These words again hit me in the head. I am not moved by what I see. I am not moved by what I feel. I am only moved by what I believe. The lesson is this. “After hearing of G‑d’s plan to keep them in the desert for 40 years, some of the Jewish people regretted doubting that the Land of Israel could be conquered. They organized their own army and attempted to enter the land on their own. But because they went against G d’s will and lacked Moses’ leadership, the nations who lived near the border of the land repulsed them.
[Some of the Jewish people said,] “We are ready to go up to the place that G d said [He would give us].” Numbers 14:40
The people had initially refused to proceed toward the Land of Israel because they believed that it was impossible to conquer it, even with G‑d’s help.
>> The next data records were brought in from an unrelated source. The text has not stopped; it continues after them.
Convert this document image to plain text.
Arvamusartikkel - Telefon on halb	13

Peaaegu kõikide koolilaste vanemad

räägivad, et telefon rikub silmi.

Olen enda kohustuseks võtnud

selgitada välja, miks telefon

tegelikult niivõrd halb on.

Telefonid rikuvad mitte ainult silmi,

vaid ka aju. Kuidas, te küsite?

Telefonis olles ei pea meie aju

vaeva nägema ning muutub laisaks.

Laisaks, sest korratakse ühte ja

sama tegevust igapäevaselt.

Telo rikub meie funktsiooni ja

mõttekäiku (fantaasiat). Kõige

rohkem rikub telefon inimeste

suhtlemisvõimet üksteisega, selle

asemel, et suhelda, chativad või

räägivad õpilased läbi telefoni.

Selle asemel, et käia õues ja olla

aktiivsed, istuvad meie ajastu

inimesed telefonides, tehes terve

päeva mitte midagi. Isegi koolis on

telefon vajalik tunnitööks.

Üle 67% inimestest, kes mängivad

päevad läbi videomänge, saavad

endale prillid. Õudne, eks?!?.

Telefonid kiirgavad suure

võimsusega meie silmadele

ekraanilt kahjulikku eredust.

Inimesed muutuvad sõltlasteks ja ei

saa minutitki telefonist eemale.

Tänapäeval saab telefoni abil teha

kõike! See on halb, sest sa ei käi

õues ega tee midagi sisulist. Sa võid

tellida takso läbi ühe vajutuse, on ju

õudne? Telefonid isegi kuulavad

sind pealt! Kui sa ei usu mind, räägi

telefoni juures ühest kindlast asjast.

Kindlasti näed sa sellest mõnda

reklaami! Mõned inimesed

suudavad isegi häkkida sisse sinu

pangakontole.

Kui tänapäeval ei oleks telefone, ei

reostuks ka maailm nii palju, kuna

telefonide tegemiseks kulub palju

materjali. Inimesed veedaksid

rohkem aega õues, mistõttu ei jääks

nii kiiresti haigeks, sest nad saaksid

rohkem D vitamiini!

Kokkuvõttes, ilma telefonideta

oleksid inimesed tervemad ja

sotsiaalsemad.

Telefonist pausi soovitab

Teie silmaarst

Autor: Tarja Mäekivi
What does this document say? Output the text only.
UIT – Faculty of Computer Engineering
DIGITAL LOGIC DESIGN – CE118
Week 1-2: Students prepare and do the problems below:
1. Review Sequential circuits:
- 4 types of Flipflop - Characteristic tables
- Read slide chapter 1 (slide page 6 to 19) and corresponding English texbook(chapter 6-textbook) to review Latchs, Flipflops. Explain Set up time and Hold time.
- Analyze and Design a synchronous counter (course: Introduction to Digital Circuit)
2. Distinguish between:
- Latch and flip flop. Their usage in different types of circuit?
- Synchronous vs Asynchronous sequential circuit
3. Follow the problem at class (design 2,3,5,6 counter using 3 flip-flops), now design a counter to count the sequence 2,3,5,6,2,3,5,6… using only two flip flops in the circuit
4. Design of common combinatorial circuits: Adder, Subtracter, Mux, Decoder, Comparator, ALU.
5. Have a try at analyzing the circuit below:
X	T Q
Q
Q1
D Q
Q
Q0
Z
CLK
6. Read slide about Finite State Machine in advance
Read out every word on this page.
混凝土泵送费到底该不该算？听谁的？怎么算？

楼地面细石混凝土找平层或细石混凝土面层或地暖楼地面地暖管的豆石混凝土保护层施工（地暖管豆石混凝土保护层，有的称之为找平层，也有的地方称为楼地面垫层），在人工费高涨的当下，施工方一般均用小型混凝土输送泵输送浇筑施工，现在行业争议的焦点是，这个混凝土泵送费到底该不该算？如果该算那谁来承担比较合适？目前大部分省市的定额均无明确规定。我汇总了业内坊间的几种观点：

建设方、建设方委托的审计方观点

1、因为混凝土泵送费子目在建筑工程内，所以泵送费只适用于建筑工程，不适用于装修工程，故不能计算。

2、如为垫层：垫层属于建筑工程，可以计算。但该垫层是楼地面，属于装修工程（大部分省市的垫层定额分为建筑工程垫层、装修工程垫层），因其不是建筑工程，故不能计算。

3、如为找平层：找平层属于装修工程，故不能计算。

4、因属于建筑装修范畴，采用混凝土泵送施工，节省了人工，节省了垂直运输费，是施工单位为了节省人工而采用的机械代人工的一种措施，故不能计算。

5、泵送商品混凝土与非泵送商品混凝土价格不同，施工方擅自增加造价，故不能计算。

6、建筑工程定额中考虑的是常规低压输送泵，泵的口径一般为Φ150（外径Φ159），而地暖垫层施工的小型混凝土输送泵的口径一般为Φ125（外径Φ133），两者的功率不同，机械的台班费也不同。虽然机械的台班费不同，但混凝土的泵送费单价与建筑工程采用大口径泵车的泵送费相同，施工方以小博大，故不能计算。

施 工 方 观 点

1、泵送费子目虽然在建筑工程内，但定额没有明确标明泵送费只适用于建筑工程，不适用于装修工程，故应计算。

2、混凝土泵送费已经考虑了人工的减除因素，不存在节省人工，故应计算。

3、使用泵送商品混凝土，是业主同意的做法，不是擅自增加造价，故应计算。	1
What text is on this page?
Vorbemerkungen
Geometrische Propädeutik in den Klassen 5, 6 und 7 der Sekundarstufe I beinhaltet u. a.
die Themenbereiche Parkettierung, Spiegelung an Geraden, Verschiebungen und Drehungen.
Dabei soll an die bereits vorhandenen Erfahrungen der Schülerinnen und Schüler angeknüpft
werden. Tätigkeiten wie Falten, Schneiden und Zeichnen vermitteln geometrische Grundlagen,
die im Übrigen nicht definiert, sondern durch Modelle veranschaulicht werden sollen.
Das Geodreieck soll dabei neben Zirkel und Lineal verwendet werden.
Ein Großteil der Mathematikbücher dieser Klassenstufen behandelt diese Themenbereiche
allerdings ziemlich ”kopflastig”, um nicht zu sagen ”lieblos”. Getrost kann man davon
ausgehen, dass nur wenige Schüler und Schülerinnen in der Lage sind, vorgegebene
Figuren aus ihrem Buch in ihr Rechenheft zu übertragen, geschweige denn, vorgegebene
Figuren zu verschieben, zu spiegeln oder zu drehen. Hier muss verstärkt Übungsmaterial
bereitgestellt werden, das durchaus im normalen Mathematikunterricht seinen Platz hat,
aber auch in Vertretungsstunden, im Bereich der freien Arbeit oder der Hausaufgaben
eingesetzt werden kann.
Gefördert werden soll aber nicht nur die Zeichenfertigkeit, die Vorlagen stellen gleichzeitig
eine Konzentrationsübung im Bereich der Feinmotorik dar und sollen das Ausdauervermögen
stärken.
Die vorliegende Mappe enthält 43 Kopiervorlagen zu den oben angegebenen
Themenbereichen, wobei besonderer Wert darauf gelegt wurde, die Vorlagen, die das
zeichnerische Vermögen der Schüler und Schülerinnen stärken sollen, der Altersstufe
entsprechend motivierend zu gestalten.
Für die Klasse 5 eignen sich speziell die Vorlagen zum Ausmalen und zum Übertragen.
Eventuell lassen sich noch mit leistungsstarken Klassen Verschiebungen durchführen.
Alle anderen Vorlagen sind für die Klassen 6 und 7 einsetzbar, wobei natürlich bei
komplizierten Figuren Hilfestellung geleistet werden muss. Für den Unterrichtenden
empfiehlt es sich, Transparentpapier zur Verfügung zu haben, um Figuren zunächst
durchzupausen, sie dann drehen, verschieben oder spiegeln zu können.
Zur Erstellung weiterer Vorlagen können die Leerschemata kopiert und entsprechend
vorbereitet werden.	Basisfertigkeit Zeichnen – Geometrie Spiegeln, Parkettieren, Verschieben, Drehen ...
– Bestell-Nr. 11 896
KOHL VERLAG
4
What caused them to suddenly abandon their skepticism? After all, Moses did not show them any new miracles, nor did G‑d appear and perform some heavenly exhibition of His strength.
Our sages point out that every Jew inherently believes in G‑d. Thus, even while the people were voicing their skepticism, they still believed in Him; their belief was just overshadowed temporarily by their emotions. Therefore, as soon as G‑d rebuked them and informed them of the severity of the consequences of their lapse of faith, their inherent faith was awakened.
The same is true of many of the doubts from which we occasionally suffer. Our questions are often due to an exaggerated material perspective on life. Deep within our hearts we indeed believe in G‑d. In such cases, the way to overcome our doubts is not to attempt to answer them directly but simply to reawaken the pure faith that lies dormant within us.1 Tanya, end of chapter 29 (37b).